Bestimmer im Hinterzimmer

Filme von Harun Farocki

  • Kira Taszman
  • Lesedauer: 2 Min.

Das Modell eines riesigen Büros - mit Schreibtischen, Fenstern, Miniaturmitarbeitern - wird auf einen Tisch gestellt und besprochen. Das Team einer Hamburger Unternehmensberatung hat ein Konzept für sogenanntes modernes Arbeiten für die Filiale eines Mobilfunkriesen entworfen. Nun entspinnt sich ein Brainstorming über Arbeitswelten, das »Open-Space-Prinzip«, Unternehmenskultur, Flexibilität.

»Ein neues Produkt« lautet der Titel des 36-minütigen Dokumentarfilms von Harun Farocki. Zu sehen ist das Werk (2012) des renommierten Filmemachers, Drehbuchautors und Medienkünstlers am 6. März im Berliner Kino Arsenal, als Teil einer Retrospektive von sieben Filmen Farockis. Als aktivistischer Filmemacher begann der 70-Jährige seine Karriere. Heute beleuchten seine Filme die Wechselwirkungen zwischen Medienwelt und sozialen, kulturellen und politischen Phänomenen.

Oft stehen Aktionen im Kleinen für gesellschaftliche Prozesse, ja für die heutige Weltordnung. Wenn im Film die Berater über die Köpfe der Angestellten hinweg über Flexibilität am Arbeitsplatz dozieren, heißt das, dass Mitarbeiter sich innerhalb des Büros keine persönliche »Wohlfühloase« einrichten sollen. Schließlich wird der »Erfolgsfaktor« in das Bürokonzept mit eingebaut.

Marktwirtschaftlicher Effizienz haben sich die Konzepte unterzuordnen, auch wenn zwischendurch etwas unbeholfen von flachen Hierarchien oder Empathie gesprochen wird. Doch selbst das Fitness-Center innerhalb eines Hamburger Großunternehmens ist mit seinem Entspannungsangebot nur Teil der erstrebten maximalen »Performance«.
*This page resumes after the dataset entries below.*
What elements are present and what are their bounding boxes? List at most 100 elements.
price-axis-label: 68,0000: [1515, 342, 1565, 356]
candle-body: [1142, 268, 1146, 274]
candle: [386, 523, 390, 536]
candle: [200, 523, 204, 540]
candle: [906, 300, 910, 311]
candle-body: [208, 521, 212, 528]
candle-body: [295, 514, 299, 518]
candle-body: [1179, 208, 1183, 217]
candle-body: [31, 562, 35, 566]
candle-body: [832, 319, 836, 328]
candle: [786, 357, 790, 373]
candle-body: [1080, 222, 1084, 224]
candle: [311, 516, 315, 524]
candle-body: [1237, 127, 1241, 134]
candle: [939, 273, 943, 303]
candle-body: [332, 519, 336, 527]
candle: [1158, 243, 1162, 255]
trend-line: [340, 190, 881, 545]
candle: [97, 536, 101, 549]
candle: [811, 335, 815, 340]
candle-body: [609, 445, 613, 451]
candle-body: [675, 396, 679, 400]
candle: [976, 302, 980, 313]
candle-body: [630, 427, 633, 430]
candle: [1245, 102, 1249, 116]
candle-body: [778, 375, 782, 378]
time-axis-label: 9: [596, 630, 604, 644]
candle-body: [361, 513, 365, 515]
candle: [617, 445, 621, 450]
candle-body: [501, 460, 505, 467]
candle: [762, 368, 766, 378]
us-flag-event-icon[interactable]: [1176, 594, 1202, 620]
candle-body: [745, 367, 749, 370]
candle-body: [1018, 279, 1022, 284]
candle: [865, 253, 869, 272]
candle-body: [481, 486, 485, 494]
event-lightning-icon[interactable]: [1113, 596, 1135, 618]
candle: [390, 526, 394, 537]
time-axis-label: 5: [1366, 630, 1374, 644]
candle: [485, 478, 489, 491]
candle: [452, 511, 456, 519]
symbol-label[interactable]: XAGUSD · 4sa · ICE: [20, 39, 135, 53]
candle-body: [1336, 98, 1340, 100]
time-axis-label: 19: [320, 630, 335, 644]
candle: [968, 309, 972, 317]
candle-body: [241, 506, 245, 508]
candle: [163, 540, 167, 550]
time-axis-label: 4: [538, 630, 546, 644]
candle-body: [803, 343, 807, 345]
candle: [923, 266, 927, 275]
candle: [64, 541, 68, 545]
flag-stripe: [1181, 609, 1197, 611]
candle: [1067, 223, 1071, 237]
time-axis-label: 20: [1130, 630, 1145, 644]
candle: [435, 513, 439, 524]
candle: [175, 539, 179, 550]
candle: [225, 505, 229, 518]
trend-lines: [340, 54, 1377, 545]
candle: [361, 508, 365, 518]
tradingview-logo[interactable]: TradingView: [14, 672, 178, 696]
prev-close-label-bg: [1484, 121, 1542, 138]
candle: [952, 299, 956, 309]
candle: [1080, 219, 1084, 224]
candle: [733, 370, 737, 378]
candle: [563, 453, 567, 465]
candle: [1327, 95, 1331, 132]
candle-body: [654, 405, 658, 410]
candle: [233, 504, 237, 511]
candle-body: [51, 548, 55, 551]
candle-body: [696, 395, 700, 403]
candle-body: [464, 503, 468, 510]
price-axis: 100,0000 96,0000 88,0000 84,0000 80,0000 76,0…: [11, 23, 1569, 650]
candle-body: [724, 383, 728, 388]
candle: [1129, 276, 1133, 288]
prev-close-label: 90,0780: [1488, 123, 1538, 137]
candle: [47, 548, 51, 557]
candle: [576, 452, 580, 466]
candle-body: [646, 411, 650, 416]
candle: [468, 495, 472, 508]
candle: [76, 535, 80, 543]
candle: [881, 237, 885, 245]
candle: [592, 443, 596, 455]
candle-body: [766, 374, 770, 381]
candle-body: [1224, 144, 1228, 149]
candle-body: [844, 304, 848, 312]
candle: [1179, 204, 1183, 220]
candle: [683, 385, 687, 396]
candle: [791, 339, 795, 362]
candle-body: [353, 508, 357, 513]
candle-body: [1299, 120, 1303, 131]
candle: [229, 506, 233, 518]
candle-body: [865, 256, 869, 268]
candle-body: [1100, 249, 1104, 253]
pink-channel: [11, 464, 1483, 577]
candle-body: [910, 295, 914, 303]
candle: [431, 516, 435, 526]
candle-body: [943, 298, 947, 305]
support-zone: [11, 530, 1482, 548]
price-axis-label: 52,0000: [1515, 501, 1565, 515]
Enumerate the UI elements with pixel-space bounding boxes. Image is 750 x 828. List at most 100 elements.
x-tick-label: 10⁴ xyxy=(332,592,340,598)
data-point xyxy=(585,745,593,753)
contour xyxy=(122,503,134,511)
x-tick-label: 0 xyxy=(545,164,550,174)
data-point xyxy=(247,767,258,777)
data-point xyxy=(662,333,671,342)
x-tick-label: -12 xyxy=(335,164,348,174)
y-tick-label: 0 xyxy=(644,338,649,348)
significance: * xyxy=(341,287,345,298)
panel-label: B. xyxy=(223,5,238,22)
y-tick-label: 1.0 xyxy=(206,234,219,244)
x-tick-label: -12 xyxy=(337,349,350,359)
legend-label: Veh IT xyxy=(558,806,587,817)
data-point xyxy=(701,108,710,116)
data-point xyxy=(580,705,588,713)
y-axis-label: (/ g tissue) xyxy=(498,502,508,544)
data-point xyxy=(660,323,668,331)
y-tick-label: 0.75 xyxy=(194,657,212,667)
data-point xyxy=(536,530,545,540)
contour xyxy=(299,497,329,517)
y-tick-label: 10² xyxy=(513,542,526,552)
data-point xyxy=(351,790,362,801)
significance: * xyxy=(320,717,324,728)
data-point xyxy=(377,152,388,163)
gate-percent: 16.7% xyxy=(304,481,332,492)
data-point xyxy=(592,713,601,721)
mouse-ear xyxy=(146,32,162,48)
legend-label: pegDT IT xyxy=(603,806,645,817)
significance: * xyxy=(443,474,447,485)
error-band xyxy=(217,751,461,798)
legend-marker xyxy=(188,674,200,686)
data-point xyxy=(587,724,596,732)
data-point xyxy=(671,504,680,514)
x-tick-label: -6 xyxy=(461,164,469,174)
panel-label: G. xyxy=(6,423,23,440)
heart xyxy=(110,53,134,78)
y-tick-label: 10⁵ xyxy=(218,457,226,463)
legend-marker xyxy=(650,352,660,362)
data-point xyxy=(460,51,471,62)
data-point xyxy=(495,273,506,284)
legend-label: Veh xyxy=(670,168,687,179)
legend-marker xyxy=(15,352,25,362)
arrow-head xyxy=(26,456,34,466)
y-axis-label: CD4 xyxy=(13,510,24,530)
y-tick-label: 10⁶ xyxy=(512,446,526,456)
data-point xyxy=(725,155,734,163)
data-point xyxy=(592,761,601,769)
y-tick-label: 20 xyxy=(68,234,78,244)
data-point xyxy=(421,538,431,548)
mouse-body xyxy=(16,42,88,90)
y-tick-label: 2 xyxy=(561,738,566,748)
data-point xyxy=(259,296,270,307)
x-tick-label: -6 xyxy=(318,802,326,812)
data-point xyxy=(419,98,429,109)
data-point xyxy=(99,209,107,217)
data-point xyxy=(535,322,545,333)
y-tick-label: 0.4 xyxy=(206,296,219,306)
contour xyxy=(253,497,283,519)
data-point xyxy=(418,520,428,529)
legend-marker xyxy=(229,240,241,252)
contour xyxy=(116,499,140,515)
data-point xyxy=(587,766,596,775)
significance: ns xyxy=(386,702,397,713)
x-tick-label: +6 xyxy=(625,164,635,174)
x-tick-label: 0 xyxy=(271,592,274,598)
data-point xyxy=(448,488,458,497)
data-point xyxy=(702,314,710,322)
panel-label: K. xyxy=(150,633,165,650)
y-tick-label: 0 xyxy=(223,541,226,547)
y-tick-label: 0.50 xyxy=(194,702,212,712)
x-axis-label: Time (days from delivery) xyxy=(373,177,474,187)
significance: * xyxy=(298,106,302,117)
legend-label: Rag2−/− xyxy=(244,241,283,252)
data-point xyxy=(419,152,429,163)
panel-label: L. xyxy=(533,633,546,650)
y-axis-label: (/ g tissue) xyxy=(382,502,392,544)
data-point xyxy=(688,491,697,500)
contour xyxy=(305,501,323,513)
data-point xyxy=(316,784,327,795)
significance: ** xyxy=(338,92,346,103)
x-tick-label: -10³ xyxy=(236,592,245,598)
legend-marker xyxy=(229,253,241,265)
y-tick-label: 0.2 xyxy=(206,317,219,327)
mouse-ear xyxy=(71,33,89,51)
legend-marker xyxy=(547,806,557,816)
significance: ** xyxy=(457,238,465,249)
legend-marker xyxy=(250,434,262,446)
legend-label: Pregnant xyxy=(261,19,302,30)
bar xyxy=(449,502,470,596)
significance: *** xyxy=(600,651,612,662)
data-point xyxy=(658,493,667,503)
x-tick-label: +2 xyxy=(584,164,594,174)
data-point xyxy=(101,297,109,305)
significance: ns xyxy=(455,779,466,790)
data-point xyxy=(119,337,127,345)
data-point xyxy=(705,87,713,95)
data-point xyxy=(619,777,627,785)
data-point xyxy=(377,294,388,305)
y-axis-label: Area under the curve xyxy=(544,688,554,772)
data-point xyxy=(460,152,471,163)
Ebenso faszinierend ist Farockis langer Dokumentarfilm »Die Schöpfer der Einkaufswelten« (2001), in dem es um die mathematisch-wissenschaftliche Beeinflussung des Kunden innerhalb von Einkaufszentren geht. Mit einem Augenscan wird das Blickfeld der Einkäufer abgemessen, in den Regalen ihre Erwartungshaltung im Horizontalen (Warenbereich) und Vertikalen (ein bestimmtes Produkt) kalkuliert. Indem Harocki seine Kamera in den Hinterzimmern der Bestimmer platziert oder sie auch beim Verrücken von Supermarktwänden und der neuen Warenanordnung von Regalen beobachtet, schafft er Szenen, die selbstredend sind.

Regelmäßig erblickt man im Film auch Computersimulationen und Aufnahmen von Überwachungskameras innerhalb der Shopping Malls. Hier misst man Bewegungsströme und errechnet Algorithmen, um das Konsumverhalten der Kunden zu beeinflussen. Kommentare braucht Farocki dafür ebenso wenig wie für seine Videoinstallation »Ernste Spiele«, die im Museum Hamburger Bahnhof in Berlin ausgestellt ist. Sie zeigt US-Soldaten bei virtuellen Kampfübungen am Computer. Ausbilder bauen ihnen Minen und feindliche afghanische Einheimische in den Parcours ihrer Panzer - Krieg wird zum Computerspiel.

Am 6. März, 19 Uhr, wird Harun Farocki im Gespräch mit Anselm Franke im Arsenal über die beiden Filme des Abends sprechen (www.arsenal-berlin.de); Videoinstallation im Hamburger Bahnhof bis 13. Juli.